Best Friends Animal Society recently launched Shelter Partners for Pit Bulls, a project designed to encourage responsible pet ownership, increase adoptions, reduce euthanasia and improve the public's perception of pt bull terriers and similar dogs. Thanks to the myths, many of them perpetuated by the mainstream media, that surround these wonderful dogs, pit bull terriers, once America's most beloved family dogs, have become vilified in recent years. the sad result is that many of these dogs end up in shelters and often don't find their way out again.
Some communities have banished pit bull terriers altogether by enacting unfair breed discriminatory laws. Shelter Partners for Pit bulls is trying to change all that.

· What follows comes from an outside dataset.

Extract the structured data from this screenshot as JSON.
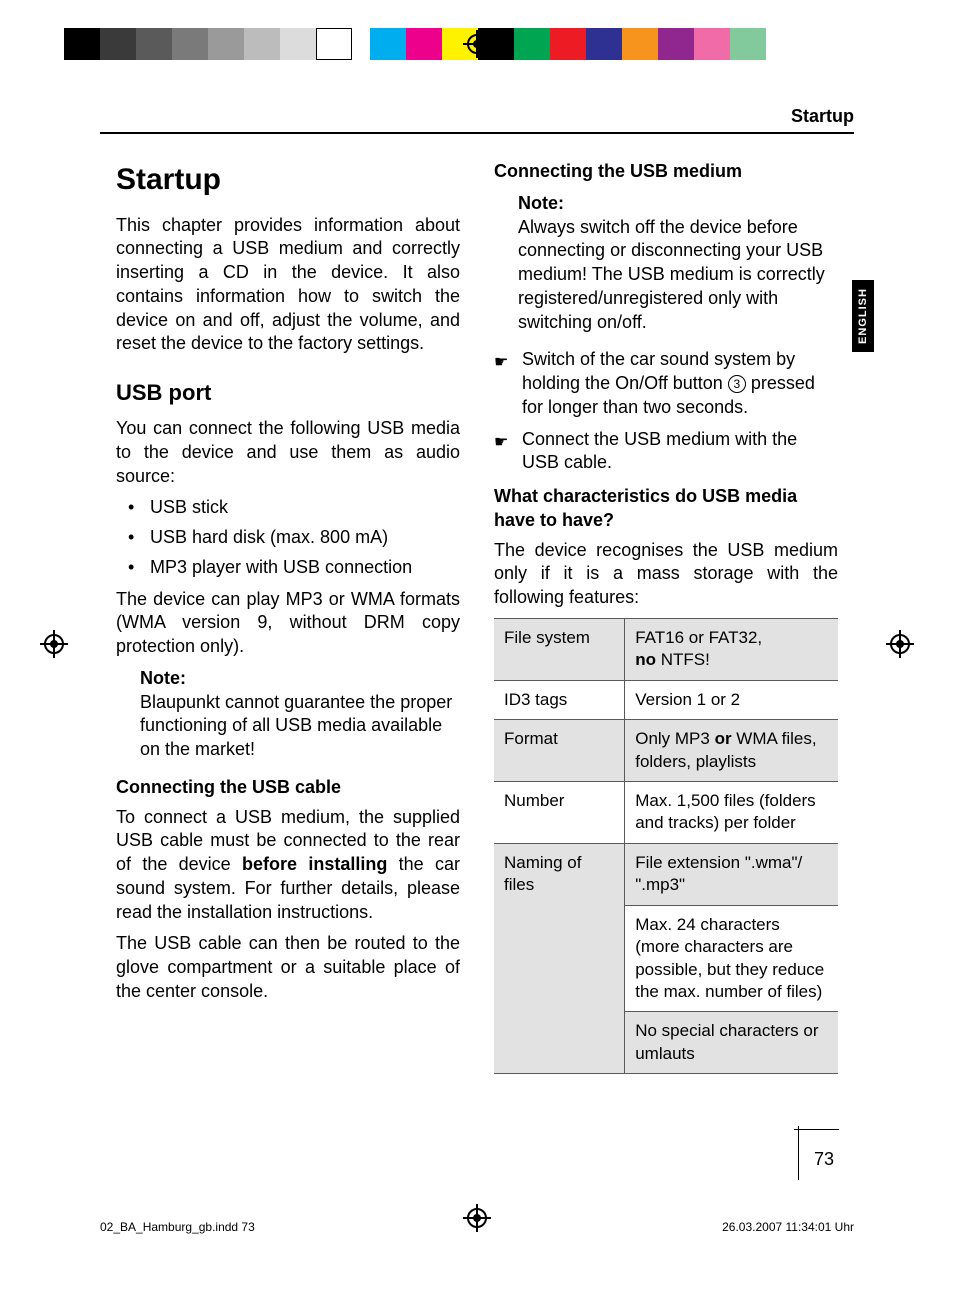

The Shelter Partners for Pit Bulls project is made possible through a $240,000 grant from PetSmart Charities. Along with additional support from Best Friends, the funds support pilot programs in five shelters across the country. They are: Rancho Cucamonga Animal Care and Adoption Center in Cucamonga, California; Baltimore Animal Rescue and Care Shelter in Baltimore, Maryland; Washington Humane Society in Washington, D.C.; Hillsborough County Animal Services in Tampa, Florida; and the County of San Diego Animal Services in Carlsbad, California. Best Friends has hired local coordinators for all five shelters to oversee the programs in their communities, which will include kennel enrichment for shelter dogs, community education and training programs, creation or support of foster and transition home programs, adoption and other outreach events, targeted spay/neuter efforts, post-adoption support and educational opportunities for shelter staff.
The Shelter Partners for Pit Bulls program is modeled after a very successful partnership between Best Friends and Salt Lake County Animal Services that began back in July 2009. The save rate for pit bull type dogs climbed from 57 to 71 percent in the program's first year, and the number of dogs adopted doubled from the previous year. Shelter Partners for Pit Bulls hopes to duplicate that success in the five pilot communities and eventually bring about a time when there are no more homeless pets.